AI pushes attacks deeper; ATT&CK misses agentic risk
Attacks
AI in attacks isn’t just glossy phishing copy any more. A study of 832 banned accounts between March 2025 and March 2026, mapped to the MITRE ATT&CK framework, shows the centre of gravity moving inside the network. Use of AI for account discovery went up 8.9% while AI-assisted phishing fell 8.6%. That is the quiet shift defenders tend to miss until the weekend pager screams.
The volume play is still code generation: 67.3% of analysed accounts used AI to write malware. A smaller cut handled harder jobs like lateral movement at 6.5%. More worrying than the counts is the trendline. The share of actors rated medium risk or higher jumped from 33% in the first six months to 56% in the second. Traditional tells for operator skill did not help much. Less–skilled actors used almost as many distinct techniques as the skilled cohort (about 16 versus 20), and whether they drove models via chat, code-mode, or API did not map to risk.
Autonomy changes the threat model
The higher-risk operators aren’t just asking a Large Language Model (LLM) for a payload; they build scaffolding that chains steps with minimal human input. The orchestration executes commands, exploits vulnerabilities, steals credentials, and makes tactical choices on the fly. None of that has clean identifiers in ATT&CK today. If you only count techniques, you will miss the step change that comes from a loop making decisions at machine speed.

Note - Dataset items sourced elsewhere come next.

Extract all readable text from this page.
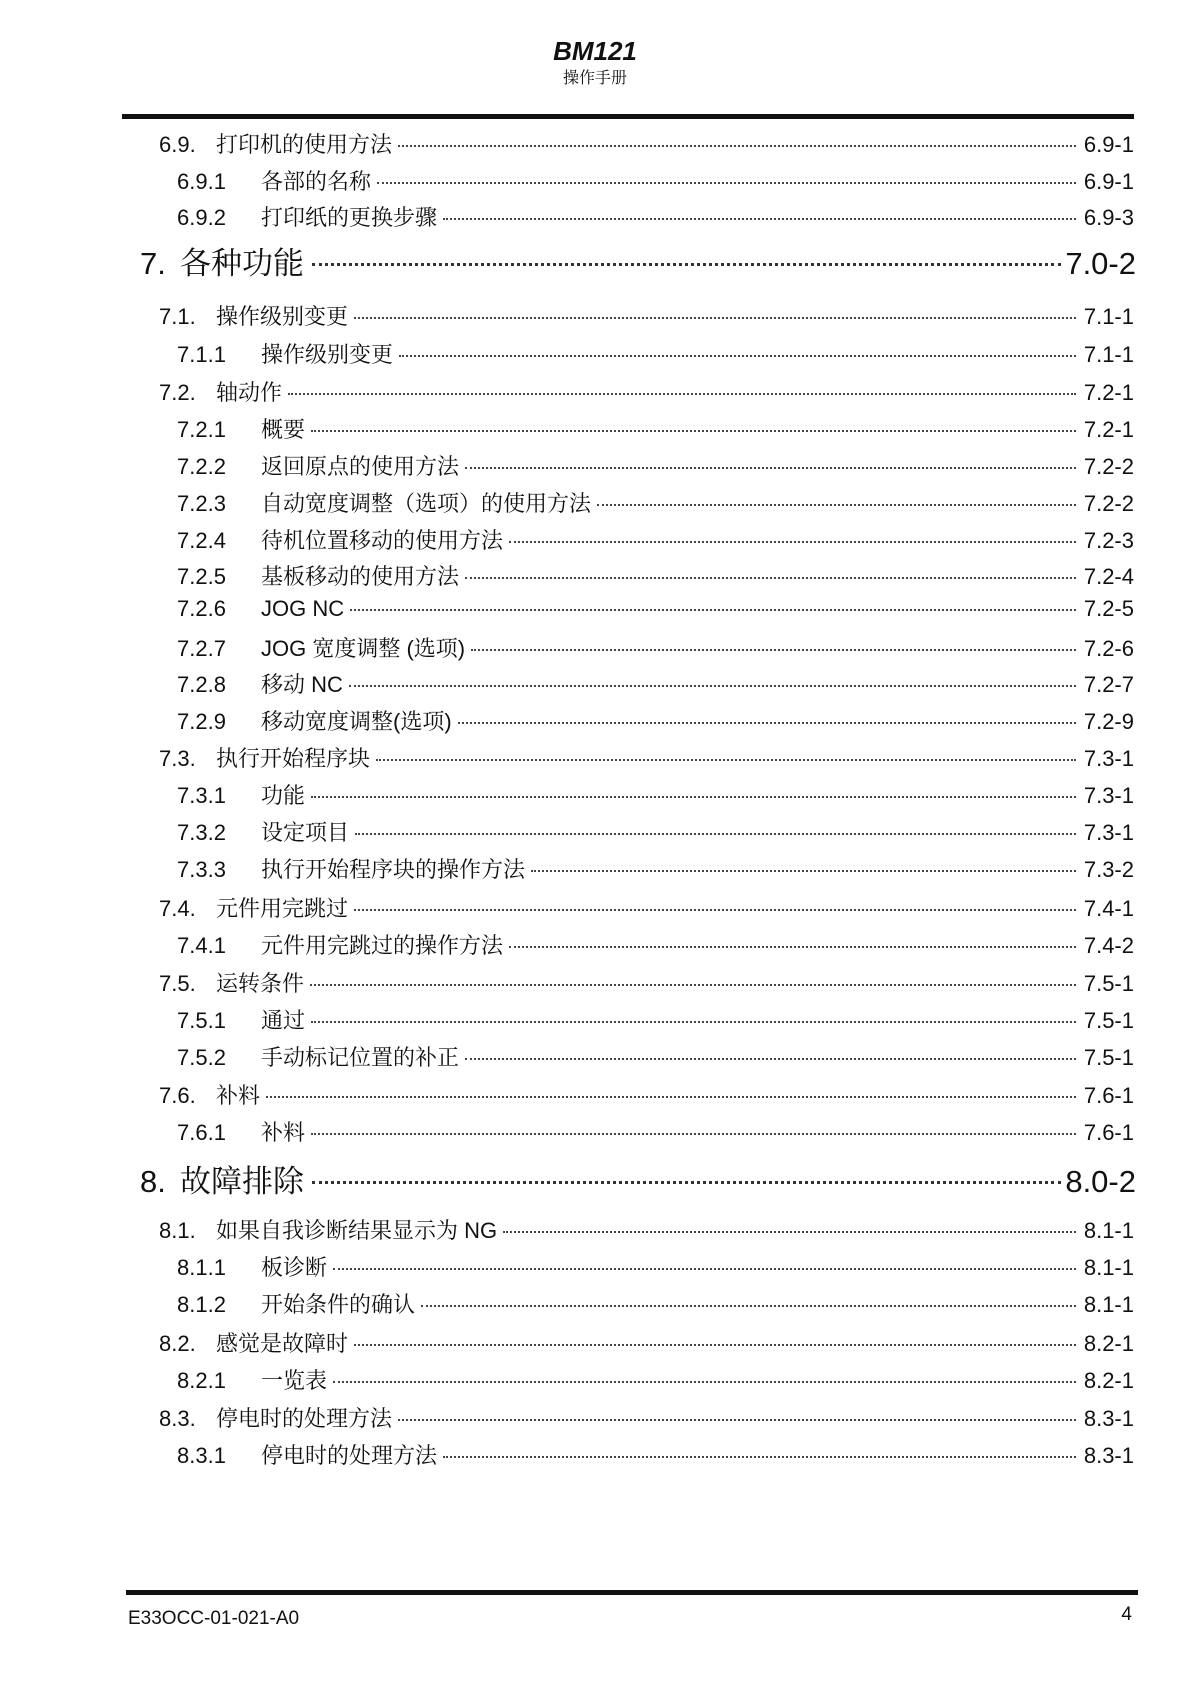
BM121
操作手册
6.9. 打印机的使用方法	6.9-1
6.9.1	各部的名称	6.9-1
6.9.2	打印纸的更换步骤	6.9-3
7. 各种功能	7.0-2
7.1. 操作级别变更	7.1-1
7.1.1	操作级别变更	7.1-1
7.2. 轴动作	7.2-1
7.2.1	概要	7.2-1
7.2.2	返回原点的使用方法	7.2-2
7.2.3	自动宽度调整（选项）的使用方法	7.2-2
7.2.4	待机位置移动的使用方法	7.2-3
7.2.5	基板移动的使用方法	7.2-4
7.2.6	JOG NC	7.2-5
7.2.7	JOG 宽度调整 (选项)	7.2-6
7.2.8	移动 NC	7.2-7
7.2.9	移动宽度调整(选项)	7.2-9
7.3. 执行开始程序块	7.3-1
7.3.1	功能	7.3-1
7.3.2	设定项目	7.3-1
7.3.3	执行开始程序块的操作方法	7.3-2
7.4. 元件用完跳过	7.4-1
7.4.1	元件用完跳过的操作方法	7.4-2
7.5. 运转条件	7.5-1
7.5.1	通过	7.5-1
7.5.2	手动标记位置的补正	7.5-1
7.6. 补料	7.6-1
7.6.1	补料	7.6-1
8. 故障排除	8.0-2
8.1. 如果自我诊断结果显示为 NG	8.1-1
8.1.1	板诊断	8.1-1
8.1.2	开始条件的确认	8.1-1
8.2. 感觉是故障时	8.2-1
8.2.1	一览表	8.2-1
8.3. 停电时的处理方法	8.3-1
8.3.1	停电时的处理方法	8.3-1
E33OCC-01-021-A0	4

The paper’s mapping of a state-level operation from November 2025 makes the point. On paper it used 30 techniques across 13 tactics, which looks similar to many medium-risk actors. Operational autonomy pushed it to the maximum internal risk score. Same ingredients, very different kitchen.
For anyone running model endpoints, build systems, or identity backplanes, the interesting bit isn’t the prompt; it’s the glue. Agentic chaining turns “help me enumerate accounts” into automated discovery, pivots, and privilege escalation with scant oversight. Once credentials are in play, lateral moves and persistence become background noise rather than explicit operator actions, and the usual heuristics for spotting “skilled” hands stop working.
ATT&CK has been a solid lingua franca, but the study argues it under-expresses autonomy, chaining, and minimal-human-input behaviours. That leaves a blind spot in threat intel and red-team scoping. The open question is how to represent operational autonomy alongside technique counts so defenders can reason about when a few lines of orchestration outmuscle a long technique list.